The directory robot_model contains the model of the Cloos QRC 350 robot used to obtain the results of the paper.

• Functions for creating the papers results:
  • RegressorMatrix.m provides the dynamics base parameter regressor X from equ. 3 of the paper
  • WLS_method.m implements equ. 5 of the paper
• The model is generated with the stand-alone Maple worksheet from generation/main.mw. The subdirectories kinematics and dynamics contain the generated output and intermediate results for validation. The directory output stores the automatically generated files from the worksheet.

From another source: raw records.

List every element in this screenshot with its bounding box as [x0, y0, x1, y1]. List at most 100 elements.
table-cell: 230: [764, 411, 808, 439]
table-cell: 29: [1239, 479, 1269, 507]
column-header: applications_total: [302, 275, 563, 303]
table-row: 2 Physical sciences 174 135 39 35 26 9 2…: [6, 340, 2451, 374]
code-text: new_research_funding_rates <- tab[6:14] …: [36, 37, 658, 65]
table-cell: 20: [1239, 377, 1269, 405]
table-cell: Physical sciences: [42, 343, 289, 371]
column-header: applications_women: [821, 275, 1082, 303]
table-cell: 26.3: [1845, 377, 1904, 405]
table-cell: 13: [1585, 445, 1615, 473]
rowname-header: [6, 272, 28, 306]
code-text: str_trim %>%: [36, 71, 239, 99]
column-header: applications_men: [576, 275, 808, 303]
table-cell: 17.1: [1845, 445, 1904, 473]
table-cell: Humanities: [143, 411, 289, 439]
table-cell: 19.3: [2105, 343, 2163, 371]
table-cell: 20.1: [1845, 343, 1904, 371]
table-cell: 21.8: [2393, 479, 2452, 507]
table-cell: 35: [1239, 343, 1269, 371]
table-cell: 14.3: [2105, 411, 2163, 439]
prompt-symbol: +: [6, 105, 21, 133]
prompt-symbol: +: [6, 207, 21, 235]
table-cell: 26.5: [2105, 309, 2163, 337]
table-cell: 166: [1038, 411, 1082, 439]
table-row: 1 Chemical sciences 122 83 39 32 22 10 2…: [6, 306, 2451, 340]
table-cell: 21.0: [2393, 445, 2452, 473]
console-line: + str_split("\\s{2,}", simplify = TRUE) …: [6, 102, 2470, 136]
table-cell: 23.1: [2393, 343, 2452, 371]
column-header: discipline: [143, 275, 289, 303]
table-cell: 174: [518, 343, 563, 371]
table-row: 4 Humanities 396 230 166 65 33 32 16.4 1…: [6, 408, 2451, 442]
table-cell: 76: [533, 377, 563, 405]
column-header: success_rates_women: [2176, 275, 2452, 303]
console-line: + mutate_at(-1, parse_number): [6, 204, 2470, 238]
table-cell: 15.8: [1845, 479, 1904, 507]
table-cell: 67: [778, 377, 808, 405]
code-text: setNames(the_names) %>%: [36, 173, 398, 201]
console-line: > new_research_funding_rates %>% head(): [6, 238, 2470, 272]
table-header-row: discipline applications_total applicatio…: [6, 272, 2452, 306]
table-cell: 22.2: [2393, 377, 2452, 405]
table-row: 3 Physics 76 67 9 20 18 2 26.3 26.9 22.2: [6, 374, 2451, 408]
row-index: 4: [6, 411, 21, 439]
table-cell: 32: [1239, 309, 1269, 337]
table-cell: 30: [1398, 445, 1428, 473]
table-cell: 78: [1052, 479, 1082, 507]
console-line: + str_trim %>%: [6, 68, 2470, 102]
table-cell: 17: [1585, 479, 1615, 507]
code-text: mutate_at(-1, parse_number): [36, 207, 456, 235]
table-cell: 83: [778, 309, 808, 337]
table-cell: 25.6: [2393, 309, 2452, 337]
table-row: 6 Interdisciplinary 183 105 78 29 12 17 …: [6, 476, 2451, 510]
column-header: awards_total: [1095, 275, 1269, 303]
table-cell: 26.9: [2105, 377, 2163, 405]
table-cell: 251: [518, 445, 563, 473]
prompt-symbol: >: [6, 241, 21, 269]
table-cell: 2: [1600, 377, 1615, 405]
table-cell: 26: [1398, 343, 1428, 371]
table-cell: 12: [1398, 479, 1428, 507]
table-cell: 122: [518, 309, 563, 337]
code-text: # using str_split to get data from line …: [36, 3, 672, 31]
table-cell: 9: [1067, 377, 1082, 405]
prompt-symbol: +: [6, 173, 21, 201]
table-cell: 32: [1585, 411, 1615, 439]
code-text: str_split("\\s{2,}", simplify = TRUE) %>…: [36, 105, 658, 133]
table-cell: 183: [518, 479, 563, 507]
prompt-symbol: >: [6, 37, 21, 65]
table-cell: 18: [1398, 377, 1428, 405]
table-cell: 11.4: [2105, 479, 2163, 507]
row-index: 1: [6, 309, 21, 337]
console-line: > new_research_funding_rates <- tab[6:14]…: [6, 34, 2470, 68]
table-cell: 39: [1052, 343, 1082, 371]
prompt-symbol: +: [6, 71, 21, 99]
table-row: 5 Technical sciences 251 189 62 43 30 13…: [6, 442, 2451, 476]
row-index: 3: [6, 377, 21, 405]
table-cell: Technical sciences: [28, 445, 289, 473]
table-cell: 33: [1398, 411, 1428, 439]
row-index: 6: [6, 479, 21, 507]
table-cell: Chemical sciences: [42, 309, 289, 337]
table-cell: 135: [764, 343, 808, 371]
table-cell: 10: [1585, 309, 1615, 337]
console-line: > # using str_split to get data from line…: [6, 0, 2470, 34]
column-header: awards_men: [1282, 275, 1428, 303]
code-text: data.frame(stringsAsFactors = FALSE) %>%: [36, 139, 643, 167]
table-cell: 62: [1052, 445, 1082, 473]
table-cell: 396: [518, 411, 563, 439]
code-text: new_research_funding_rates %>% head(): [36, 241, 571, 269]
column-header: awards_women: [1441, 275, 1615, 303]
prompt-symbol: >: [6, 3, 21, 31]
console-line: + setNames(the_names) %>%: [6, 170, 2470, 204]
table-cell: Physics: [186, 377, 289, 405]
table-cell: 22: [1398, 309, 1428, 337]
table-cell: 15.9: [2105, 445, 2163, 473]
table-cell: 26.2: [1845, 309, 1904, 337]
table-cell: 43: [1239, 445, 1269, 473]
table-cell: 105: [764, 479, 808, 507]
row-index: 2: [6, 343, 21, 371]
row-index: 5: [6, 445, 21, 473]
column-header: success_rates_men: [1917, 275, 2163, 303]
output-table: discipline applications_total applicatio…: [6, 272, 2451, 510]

Second model implementation as reference:

• The directory codegen_reference contains files to generate the robot model with another toolbox. Running the generation is not necessary at this point.
• matlabfcn_CloosQRC350DE contains the second implementation of the robot model with consideration of the differential gear mechanism in the hand joints. matlabfcn_CloosQRC350OL contains a simplified model only regarding the joints.
• testfcn_CloosQRC350DE and testfcn_CloosQRC350OL contain a unit test suite for the second implementation with the scripts CloosQRC350DE_test_everything_fixbase.m and CloosQRC350OL_test_everything_fixbase.m
• Both model implementations are compared against each other with the Matlab script validation/validate_hybrdyn.m, proving the validity of the model.
• The validation with the second implementation has the following dependencies:
  • Matlab toolbox (tested with rev. 59c70af , 2020-05-25)
  • Various external toolboxes (tested with rev. 5a5fa3a, 2020-05-25)
  • Robotics toolbox (tested with rev. 0e84d24, 2020-06-23)
• To regenerate the Matlab functions for the second implementation, the files in the directory codegen_reference can be used in connection to the robot dynamics toolbox from the co-author Moritz Schappler. The following steps are necessary
  • Download the toolbox from GitHub. Tested with rev. f50aeda, 2020-06-24. Set it up according to it's README file.
  • The code generation runs better on Linux operating system. For Windows an appropriate Bash terminal is necessary, see toolbox Readme.
  • The link to the toolbox in the file hybrdyn_repo_path has to be created (see template file with the same name)
  • Run generate_models.sh in a Bash terminal to create the second implementation of the model.